Martin Luther (1483-1546): Works. Book ii. Chap. xxxii.

  Too civil by half.

Richard Brinsley Sheridan (1751-1816): The Rivals. Act iii. Sc. 4.

America! half-brother of the world!

With something good and bad of every land.

Philip James Bailey (1816-1902): Scene, The Surface.

Heartily know,

When half-gods go,

The gods arrive.

Ralph Waldo Emerson (1803-1882): Give all to Love.

  O, monstrous! but one half-pennyworth of bread to this intolerable deal of sack!

William Shakespeare (1564-1616): King Henry IV. Part I. Act ii. Sc. 4.

  Honour pricks me on. Yea, but how if honour prick me off when I come on,—how then? Can honour set to a leg? no: or an arm? no: or take away the grief of a wound? no. Honour hath no skill in surgery, then? no. What is honour? a word. What is in that word honour; what is that honour? air. A trim reckoning! Who hath it? he that died o' Wednesday. Doth he feel it? no. Doth he hear it? no. 'T is insensible, then? yea, to the dead. But will it not live with the living? no. Why? detraction will not suffer it. Therefore I 'll none of it. Honour is a mere scutcheon. And so ends my catechism.

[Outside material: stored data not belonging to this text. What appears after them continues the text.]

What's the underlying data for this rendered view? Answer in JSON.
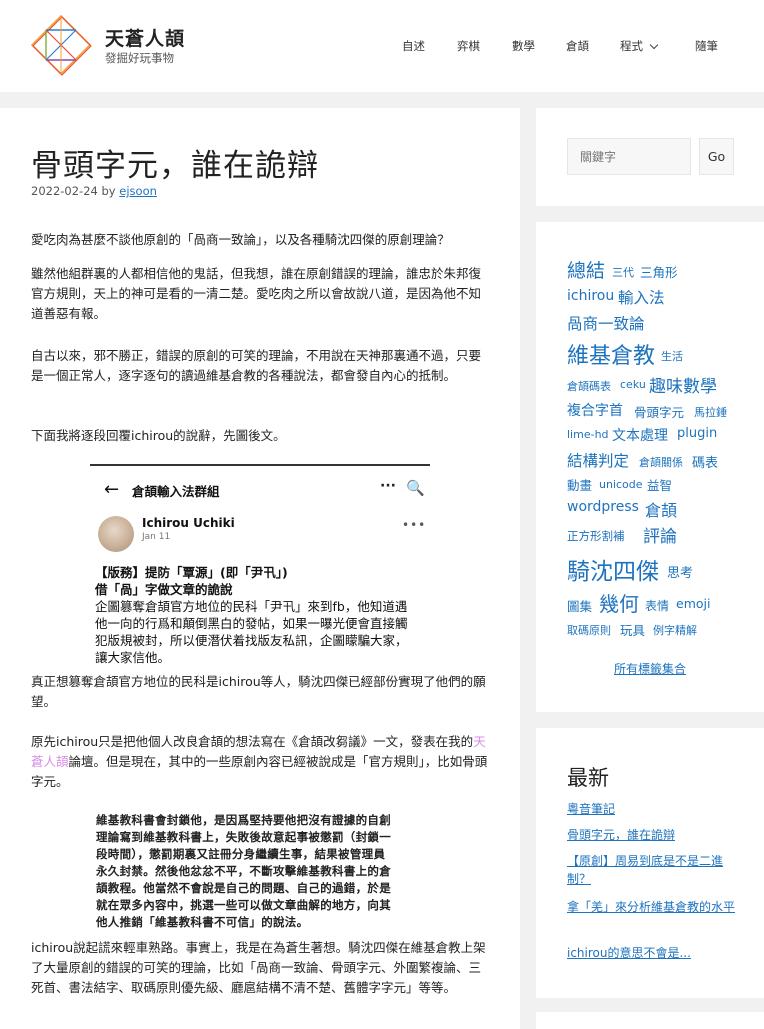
{
  "site": {
    "title": "天蒼人頡",
    "tagline": "發掘好玩事物"
  },
  "nav": {
    "items": [
      "自述",
      "弈棋",
      "數學",
      "倉頡",
      "程式",
      "隨筆"
    ]
  },
  "article": {
    "title": "骨頭字元，誰在詭辯",
    "date": "2022-02-24",
    "by": "by",
    "author": "ejsoon",
    "p1": "愛吃肉為甚麼不談他原創的「咼商一致論」，以及各種騎沈四傑的原創理論？",
    "p2": "雖然他組群裏的人都相信他的鬼話，但我想，誰在原創錯誤的理論，誰忠於朱邦復官方規則，天上的神可是看的一清二楚。愛吃肉之所以會故說八道，是因為他不知道善惡有報。",
    "p3": "自古以來，邪不勝正，錯誤的原創的可笑的理論，不用說在天神那裏通不過，只要是一個正常人，逐字逐句的讀過維基倉教的各種說法，都會發自內心的抵制。",
    "p4": "下面我將逐段回覆ichirou的說辭，先圖後文。",
    "p5": "真正想篡奪倉頡官方地位的民科是ichirou等人，騎沈四傑已經部份實現了他們的願望。",
    "p6_a": "原先ichirou只是把他個人改良倉頡的想法寫在《倉頡改芻議》一文，發表在我的",
    "p6_link": "天蒼人頡",
    "p6_b": "論壇。但是現在，其中的一些原創內容已經被說成是「官方規則」，比如骨頭字元。",
    "p7": "ichirou說起謊來輕車熟路。事實上，我是在為蒼生著想。騎沈四傑在維基倉教上架了大量原創的錯誤的可笑的理論，比如「咼商一致論、骨頭字元、外圍繁複論、三死首、書法結字、取碼原則優先級、廳扈結構不清不楚、舊體字字元」等等。"
  },
  "fb_post": {
    "back": "←",
    "group": "倉頡輸入法群組",
    "more": "···",
    "search": "🔍",
    "name": "Ichirou Uchiki",
    "date": "Jan 11",
    "more2": "•••",
    "line1": "【版務】提防「覃源」(即「尹卂」)",
    "line2": "借「咼」字做文章的詭說",
    "line3": "企圖篡奪倉頡官方地位的民科「尹卂」來到fb，他知道遇",
    "line4": "他一向的行爲和顛倒黑白的發帖，如果一曝光便會直接觸",
    "line5": "犯版規被封，所以便潛伏着找版友私訊，企圖矇騙大家，",
    "line6": "讓大家信他。"
  },
  "quote_img": {
    "lines": [
      "維基教科書會封鎖他，是因爲堅持要他把沒有證據的自創",
      "理論寫到維基教科書上，失敗後故意起事被懲罰（封鎖一",
      "段時間），懲罰期裏又註冊分身繼續生事，結果被管理員",
      "永久封禁。然後他忿忿不平，不斷攻擊維基教科書上的倉",
      "頡教程。他當然不會說是自己的問題、自己的過錯，於是",
      "就在眾多內容中，挑選一些可以做文章曲解的地方，向其",
      "他人推銷「維基教科書不可信」的說法。"
    ]
  },
  "sidebar": {
    "search_placeholder": "關鍵字",
    "search_button": "Go",
    "tags": [
      "總結",
      "三代",
      "三角形",
      "ichirou",
      "輸入法",
      "咼商一致論",
      "維基倉教",
      "生活",
      "倉頡碼表",
      "ceku",
      "趣味數學",
      "複合字首",
      "骨頭字元",
      "馬拉錘",
      "lime-hd",
      "文本處理",
      "plugin",
      "結構判定",
      "倉頡關係",
      "碼表",
      "動畫",
      "unicode",
      "益智",
      "wordpress",
      "倉頡",
      "正方形割補",
      "評論",
      "騎沈四傑",
      "思考",
      "圖集",
      "幾何",
      "表情",
      "emoji",
      "取碼原則",
      "玩具",
      "例字精解"
    ],
    "all_tags": "所有標籤集合",
    "recent_title": "最新",
    "recent": [
      "粵音筆記",
      "骨頭字元，誰在詭辯",
      "【原創】周易到底是不是二進制？",
      "拿「羌」來分析維基倉教的水平",
      "ichirou的意思不會是..."
    ]
  },
  "colors": {
    "link": "#1e73be",
    "highlight": "#d88ee8",
    "background": "#f1f1f1"
  }
}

William Shakespeare (1564-1616): King Henry IV. Part I. Act v. Sc. 1.

A pleasing land of drowsyhed it was,

Of dreams that wave before the half-shut eye;

And of gay castles in the clouds that pass,

Forever flushing round a summer sky:

There eke the soft delights that witchingly

Instil a wanton sweetness through the breast,

And the calm pleasures always hover'd nigh;

But whate'er smack'd of noyance or unrest

Was far, far off expell'd from this delicious nest.

James Thomson (1700-1748): The Castle of Indolence. Canto i. Stanza 6.

Coffee, which makes the politician wise,

And see through all things with his half-shut eyes.

Alexander Pope (1688-1744): The Rape of the Lock. Canto iii. Line 117.

Now o'er the one half-world

Nature seems dead.

William Shakespeare (1564-1616): Macbeth. Act ii. Sc. 1.